Resumo
Este texto tem como objetivo
esboçar uma proposta de leitura metodológica dos principais paradigmas que
orientaram a produção do pensamento geográfico no século XX. Para chegar a alguns
desdobramentos paradigmáticos na Geografia como, por exemplo, a ênfase no
método que ocorre nos anos 80 ultrapassando a preocupação com o objeto, e a
consolidação de temas (globalização, modernidade, turismo) ou de tendências
teóricas (Geografia Humanista) que se tornam verdadeiros paradigmas.
Introdução
Considerando-se que um paradigma
se define, em termos gerais, pelo conjunto de idéias, teorias e doutrinas
construídos com a intermediação do método e que caracterizam uma tendência
científica, pode-se afirmar que, historicamente, nos últimos cinqüenta anos,
houve dois grandes grupos de paradigmas (que discutiremos mais adiante) que
foram fundamentais na orientação metodológica da produção do conhecimento
geográfico.
Partimos, inicialmente, do
pressuposto de que uma teoria pode ter três encaminhamentos . O primeiro deles,
aquele que é mais fácil de ser identificado, é a teoria se consolidar e
perdurar norteando o pensamento científico por longo tempo. Outro
encaminhamento que uma teoria pode ter é a sua superação por outras teorias
e/ou paradigmas, mesmo antes que ela se consolide completamente. Finalmente, a
terceira opção é a de que a teoria pode ser negligenciada ou esquecida, não se
tornando referência universal para estudos científicos, apesar de sua
importância na configuração do pensamento.

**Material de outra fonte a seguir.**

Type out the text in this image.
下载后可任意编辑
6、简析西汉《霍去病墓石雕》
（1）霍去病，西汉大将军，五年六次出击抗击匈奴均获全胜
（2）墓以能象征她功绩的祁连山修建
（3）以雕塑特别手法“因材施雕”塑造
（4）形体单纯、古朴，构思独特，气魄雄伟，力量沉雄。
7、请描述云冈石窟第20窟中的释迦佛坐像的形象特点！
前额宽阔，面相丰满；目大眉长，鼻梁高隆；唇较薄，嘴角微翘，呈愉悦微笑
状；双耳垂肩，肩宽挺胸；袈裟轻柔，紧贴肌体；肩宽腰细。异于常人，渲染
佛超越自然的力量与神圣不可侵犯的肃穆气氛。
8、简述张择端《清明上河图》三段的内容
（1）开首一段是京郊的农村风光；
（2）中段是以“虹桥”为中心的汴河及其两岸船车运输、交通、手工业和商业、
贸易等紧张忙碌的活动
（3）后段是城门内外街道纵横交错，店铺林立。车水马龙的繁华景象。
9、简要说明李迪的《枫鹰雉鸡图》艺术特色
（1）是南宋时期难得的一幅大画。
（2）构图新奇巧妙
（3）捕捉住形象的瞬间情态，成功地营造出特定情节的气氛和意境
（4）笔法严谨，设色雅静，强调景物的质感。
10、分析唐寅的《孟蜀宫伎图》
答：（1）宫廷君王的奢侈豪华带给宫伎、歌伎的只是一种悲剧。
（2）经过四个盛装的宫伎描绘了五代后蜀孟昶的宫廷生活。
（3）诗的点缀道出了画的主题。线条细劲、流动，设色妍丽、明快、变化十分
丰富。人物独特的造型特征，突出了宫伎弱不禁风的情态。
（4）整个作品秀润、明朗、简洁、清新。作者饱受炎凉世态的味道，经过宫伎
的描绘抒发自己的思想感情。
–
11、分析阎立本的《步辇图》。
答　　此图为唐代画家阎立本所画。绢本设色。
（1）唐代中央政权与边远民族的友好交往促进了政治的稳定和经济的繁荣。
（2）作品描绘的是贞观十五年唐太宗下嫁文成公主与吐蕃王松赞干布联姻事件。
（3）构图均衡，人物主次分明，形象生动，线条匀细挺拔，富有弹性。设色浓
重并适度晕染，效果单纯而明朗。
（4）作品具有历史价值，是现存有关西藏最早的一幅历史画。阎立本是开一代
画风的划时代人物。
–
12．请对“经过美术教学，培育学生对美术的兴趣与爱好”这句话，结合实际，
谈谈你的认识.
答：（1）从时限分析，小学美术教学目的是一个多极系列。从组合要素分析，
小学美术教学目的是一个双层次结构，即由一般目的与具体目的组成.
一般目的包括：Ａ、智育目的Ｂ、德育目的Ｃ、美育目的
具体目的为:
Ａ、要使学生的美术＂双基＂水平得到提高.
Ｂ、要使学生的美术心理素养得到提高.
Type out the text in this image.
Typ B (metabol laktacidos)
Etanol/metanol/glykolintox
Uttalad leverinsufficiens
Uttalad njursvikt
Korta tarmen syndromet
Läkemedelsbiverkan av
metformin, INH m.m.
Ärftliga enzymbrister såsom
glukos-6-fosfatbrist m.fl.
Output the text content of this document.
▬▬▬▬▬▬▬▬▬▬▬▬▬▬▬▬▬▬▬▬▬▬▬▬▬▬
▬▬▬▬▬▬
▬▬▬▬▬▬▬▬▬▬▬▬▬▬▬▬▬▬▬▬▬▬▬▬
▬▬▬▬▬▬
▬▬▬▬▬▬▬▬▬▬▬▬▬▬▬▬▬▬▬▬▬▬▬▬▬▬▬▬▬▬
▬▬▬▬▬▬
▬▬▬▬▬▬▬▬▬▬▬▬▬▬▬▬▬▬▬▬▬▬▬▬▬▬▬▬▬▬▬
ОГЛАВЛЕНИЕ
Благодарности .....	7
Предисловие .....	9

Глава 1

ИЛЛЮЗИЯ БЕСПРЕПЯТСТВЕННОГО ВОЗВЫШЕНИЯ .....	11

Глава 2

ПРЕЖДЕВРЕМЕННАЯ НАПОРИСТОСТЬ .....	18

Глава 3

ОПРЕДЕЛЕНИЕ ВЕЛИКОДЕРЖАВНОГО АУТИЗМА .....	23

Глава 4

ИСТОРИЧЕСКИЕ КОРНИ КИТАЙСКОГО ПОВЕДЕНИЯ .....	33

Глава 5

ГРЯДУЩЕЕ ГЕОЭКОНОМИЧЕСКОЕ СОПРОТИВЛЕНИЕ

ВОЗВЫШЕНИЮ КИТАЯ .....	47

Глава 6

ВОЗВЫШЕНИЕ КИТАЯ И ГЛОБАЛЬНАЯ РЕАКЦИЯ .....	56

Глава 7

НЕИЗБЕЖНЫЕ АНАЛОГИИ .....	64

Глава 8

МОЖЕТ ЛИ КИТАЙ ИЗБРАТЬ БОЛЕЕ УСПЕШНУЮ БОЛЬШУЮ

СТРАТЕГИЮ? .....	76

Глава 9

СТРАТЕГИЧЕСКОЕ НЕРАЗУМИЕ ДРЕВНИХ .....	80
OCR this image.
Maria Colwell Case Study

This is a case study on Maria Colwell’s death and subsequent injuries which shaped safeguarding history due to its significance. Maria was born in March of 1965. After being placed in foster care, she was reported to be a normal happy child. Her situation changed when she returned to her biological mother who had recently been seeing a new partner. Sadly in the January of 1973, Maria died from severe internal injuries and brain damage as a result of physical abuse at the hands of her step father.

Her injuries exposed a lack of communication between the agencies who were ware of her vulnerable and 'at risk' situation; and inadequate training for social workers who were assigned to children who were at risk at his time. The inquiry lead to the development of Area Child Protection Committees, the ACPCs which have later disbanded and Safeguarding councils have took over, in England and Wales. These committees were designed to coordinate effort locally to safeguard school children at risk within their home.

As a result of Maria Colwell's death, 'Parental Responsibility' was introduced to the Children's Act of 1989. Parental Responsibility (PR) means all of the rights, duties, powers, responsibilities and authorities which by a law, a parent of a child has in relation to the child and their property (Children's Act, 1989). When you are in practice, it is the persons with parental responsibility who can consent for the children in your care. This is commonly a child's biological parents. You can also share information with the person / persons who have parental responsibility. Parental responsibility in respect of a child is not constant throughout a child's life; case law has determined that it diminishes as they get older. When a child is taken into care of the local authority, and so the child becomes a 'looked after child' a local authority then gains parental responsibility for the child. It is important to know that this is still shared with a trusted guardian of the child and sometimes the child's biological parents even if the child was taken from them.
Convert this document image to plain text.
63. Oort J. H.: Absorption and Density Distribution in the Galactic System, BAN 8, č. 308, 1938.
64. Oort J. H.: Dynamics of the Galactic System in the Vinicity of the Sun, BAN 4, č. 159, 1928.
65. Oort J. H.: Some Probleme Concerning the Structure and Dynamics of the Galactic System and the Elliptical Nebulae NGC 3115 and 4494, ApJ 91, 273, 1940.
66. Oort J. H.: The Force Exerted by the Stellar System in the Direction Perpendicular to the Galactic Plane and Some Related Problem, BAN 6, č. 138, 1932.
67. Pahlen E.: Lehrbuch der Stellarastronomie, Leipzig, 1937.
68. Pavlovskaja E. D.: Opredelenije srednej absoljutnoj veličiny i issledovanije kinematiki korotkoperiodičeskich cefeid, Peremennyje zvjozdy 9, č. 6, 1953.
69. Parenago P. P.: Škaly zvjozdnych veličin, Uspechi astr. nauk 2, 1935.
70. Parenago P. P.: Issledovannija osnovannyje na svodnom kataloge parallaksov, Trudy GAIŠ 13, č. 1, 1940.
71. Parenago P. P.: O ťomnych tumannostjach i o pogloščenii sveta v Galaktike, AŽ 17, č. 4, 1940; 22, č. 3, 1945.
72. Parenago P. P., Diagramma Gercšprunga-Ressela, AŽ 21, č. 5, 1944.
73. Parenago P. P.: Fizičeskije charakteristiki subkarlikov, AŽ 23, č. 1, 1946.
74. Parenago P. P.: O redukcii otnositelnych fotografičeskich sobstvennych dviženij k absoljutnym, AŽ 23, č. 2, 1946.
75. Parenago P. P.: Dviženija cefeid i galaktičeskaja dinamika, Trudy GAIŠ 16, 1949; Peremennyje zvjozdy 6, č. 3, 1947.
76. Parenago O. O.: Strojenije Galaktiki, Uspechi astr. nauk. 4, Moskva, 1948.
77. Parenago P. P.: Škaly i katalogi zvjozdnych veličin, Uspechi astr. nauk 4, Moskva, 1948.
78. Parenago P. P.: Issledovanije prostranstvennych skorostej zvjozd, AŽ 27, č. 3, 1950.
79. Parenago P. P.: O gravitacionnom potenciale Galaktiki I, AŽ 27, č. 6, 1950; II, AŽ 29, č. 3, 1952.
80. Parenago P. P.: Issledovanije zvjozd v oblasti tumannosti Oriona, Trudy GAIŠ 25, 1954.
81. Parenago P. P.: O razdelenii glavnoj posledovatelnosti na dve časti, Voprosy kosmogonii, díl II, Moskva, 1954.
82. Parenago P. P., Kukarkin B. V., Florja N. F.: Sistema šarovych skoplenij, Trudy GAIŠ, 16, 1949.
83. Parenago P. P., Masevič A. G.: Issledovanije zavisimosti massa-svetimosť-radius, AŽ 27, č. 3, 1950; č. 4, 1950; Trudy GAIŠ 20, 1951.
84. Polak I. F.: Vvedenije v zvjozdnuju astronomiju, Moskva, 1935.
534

Os níveis do conhecimento para se abordar os paradigma
Vamos trabalhar com mais detalhes
dois grandes grupos paradigmáticos. Um desses grupos, baseado nos fundamentos
do neopositivismo, teve a linguagem matemática, a neutralidade da ciência e as
temáticas espaciais como suas principais características para a produção do
conhecimento científico. Um outro
baseou-se no materialismo histórico como doutrina e na dialética como método e
se pautou, ora mais, ora menos explicitamente, pelo engajamento ideológico do
pesquisador.
Eles serão analisados
considerando-se diferentes níveis do pensamento
– teórico (elaboração de teorias
que permitem leituras da realidade);
– epistemológico (baseado na
concepção de causalidade, na ciência, para a elaboração das teorias).
Neste último nível, há alguns
pressupostos que podem ser identificados em dois grupos, também de diferentes
níveis, que são:
– gnosiológico (definido pela
concepção que se pretende de objeto e de sujeito e, por conseguinte, de sua
relação com o processo de conhecimento);
– ontológico (identificado pela
noção de homem, de natureza e de ciência).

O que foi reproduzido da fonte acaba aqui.